Howard I. Scher, MD
How oncologists can translate their increased understanding of the biology of prostate cancer into clinical practice is a question being raised currently in the field, explains Howard I. Scher, MD, adding, that the emergence of liquid biopsies could possibly be one way to tackle the issue.
“Over the past few years, we have learned that there are distinct molecular subtypes of prostate cancer for which certain drugs are available,” says Scher, chief of Genitourinary Oncology Service at Memorial Sloan Kettering Cancer Center. “Some are already approved and others are in development. The issue that we have learned is that an individual’s cancer changes biologically as it progresses and will also change differently, depending on what particular treatments have been given.”
Scher spoke on predicting sensitivity to prostate cancer treatment in a presentation during the 2016 OncLive
State of the Science Summit on Genitourinary Cancers. In an interview, he explains the biology known thus far about multiple prostate cancer subtypes and how liquid biopsies will likely shape the future treatment landscape of the disease.
OncLive: What are the current challenges with predicting response to treatment?
: We know that androgen receptor (AR)¬–directed therapies, when given the first time, work very well. However, when you go from 1 to the other, the response rate is significantly lower. Most patients don’t respond well, but there is a subset for which it does work well. The question is, “How do we identify those patients ahead of time so they benefit?” How do we identify the patients unlikely to benefit, so they will be spared of the toxicity and cost of treatment?
If we look at the genetics of prostate cancers from patients who are first diagnosed with tumors localized to the prostate versus those with metastatic disease, and we look at the metastatic lesion in addition to the primary site—or we look at patients with metastatic castration-resistant prostate cancer (mCRPC)—we see that the frequency and types of changes are very different.

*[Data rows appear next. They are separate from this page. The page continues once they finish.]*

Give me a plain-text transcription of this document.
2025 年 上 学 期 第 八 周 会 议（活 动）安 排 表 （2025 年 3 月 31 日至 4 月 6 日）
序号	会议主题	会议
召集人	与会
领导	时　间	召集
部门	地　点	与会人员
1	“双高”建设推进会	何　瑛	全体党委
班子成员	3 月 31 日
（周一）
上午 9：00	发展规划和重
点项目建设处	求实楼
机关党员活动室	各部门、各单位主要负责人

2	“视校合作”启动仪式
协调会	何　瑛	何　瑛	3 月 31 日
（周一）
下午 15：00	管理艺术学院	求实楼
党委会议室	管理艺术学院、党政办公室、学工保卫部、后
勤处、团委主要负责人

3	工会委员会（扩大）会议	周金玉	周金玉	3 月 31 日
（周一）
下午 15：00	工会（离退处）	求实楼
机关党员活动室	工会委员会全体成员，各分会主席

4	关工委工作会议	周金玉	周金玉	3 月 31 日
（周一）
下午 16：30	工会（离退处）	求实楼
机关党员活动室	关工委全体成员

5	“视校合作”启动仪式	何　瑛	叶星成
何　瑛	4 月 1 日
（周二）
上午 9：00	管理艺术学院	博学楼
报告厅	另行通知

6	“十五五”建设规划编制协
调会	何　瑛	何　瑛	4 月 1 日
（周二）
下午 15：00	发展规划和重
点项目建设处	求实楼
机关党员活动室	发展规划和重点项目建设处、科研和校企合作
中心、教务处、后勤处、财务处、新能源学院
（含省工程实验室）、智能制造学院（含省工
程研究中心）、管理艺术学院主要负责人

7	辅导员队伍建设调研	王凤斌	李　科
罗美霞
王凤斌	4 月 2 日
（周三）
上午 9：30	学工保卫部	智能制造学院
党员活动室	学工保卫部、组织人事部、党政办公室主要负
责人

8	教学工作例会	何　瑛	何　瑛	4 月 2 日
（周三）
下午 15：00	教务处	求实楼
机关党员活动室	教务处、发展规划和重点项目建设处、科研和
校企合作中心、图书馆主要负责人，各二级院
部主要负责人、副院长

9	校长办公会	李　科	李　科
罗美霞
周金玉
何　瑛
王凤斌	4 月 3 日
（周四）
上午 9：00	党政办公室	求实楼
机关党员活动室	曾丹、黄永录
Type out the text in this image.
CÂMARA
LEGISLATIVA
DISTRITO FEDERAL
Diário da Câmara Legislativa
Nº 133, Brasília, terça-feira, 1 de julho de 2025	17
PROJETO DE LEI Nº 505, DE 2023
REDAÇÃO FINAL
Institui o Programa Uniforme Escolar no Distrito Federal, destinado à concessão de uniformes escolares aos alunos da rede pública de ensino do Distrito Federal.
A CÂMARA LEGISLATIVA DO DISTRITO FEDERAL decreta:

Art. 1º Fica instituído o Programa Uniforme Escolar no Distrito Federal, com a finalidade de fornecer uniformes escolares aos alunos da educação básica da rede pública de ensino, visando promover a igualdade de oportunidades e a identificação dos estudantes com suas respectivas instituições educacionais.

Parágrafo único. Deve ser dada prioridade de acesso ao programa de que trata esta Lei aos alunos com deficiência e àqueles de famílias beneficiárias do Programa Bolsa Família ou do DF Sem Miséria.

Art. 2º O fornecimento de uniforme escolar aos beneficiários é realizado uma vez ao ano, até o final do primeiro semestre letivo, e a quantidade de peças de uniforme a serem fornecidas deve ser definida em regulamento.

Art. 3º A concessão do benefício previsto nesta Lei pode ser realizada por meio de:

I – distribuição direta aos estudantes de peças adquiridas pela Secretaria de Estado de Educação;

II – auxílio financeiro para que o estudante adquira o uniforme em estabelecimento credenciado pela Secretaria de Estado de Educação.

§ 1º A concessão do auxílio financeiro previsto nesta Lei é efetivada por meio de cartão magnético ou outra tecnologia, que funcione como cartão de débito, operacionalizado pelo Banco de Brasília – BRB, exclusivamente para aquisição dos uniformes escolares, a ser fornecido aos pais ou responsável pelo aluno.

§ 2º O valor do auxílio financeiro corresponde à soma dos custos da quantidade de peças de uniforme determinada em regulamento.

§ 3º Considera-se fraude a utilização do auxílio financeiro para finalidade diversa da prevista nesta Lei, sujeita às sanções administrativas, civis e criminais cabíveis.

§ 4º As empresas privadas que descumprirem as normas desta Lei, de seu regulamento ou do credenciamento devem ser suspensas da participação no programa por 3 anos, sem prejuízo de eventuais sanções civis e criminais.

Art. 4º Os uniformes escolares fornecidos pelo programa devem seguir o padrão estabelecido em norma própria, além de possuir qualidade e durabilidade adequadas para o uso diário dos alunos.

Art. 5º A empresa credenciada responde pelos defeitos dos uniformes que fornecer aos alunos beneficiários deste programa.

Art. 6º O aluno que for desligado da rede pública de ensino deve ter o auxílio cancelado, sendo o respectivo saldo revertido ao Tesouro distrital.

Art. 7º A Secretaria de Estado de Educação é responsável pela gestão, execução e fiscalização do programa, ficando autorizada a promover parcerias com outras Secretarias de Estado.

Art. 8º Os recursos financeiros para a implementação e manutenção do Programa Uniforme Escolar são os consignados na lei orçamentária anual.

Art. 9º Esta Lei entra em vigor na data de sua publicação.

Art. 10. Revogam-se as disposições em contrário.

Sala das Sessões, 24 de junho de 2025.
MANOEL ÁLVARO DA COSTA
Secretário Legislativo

If we are focused on mCRPC, it is imperative that we study the cancer at the time we are making a decision to choose drug A versus drug B versus drug C. In many tumors, this is done via a biopsy of a metastatic lesion, but the most common metastatic spread is to the bone in prostate cancer. Here, the ability to do consistent molecular profiling is actually quite low. Our experience using directed biopsies, where we know exactly where the lesion is, is only about 50%. It’s an invasive procedure and is costly. If a patient has 10 individual lesions, they are not all biologically the same. Inadvertently, we may biopsy a lesion, identify a specific gene or pathway, and that pathway is not the key driver of the resistant cell population.
A number of us have been focusing on what has been categorized as the liquid biopsy. Obviously, taking a blood test is much easier than biopsying a metastatic lesion. There are a number of different tumor products that can be identified in blood. These include circulating tumor cells (CTCs), DNA, and RNA from tumors, and vesicles called exosomes that contain DNA, RNA, and protein, which help you characterize the disease.
Our focus has been primarily on CTCs and there are 2 techniques used. One is called a capture, or selection, method where you will use an antibody to capture cells that express the particular target of that antibody and then characterize in different ways. You can look at it on a slide, visually in a chamber, or deposit it on a slide.
The method that we are most recently using is called a nonselection method where you take a blood sample, deposit the cancer cells on a slide, perform various stains, and use software that can identify and localize each of the cancer cells present. This is the technology developed by Epic Sciences.
With this technology, we have been studying a protein made by the AR-V7 splice variant. The AR loses the portion of the protein that binds testosterone and the antiandrogen such as enzalutamide (Xtandi) or bicalutamide (Casodex), which inhibit its function. When the AR-V7 splice variant is present, it alone can drive the cancer without a ligand. The AR-V7 encodes for a protein that you can identify in cells. It can also do a pathological complete response reaction to identify the gene.
What we have been focusing on is looking at cells where AR-V7 is present and looking at patients who are first progressing on hormones, those who received 1 first-generation hormonal agent, and patients who had 2 of the life-prolonging agents. By drawing blood at each of these time points, we have seen the frequency of this splice variant is relatively low in the first-line setting. It gets higher with each course. Each time we identify it, the patients treated with AR-signaling directed therapy do not respond.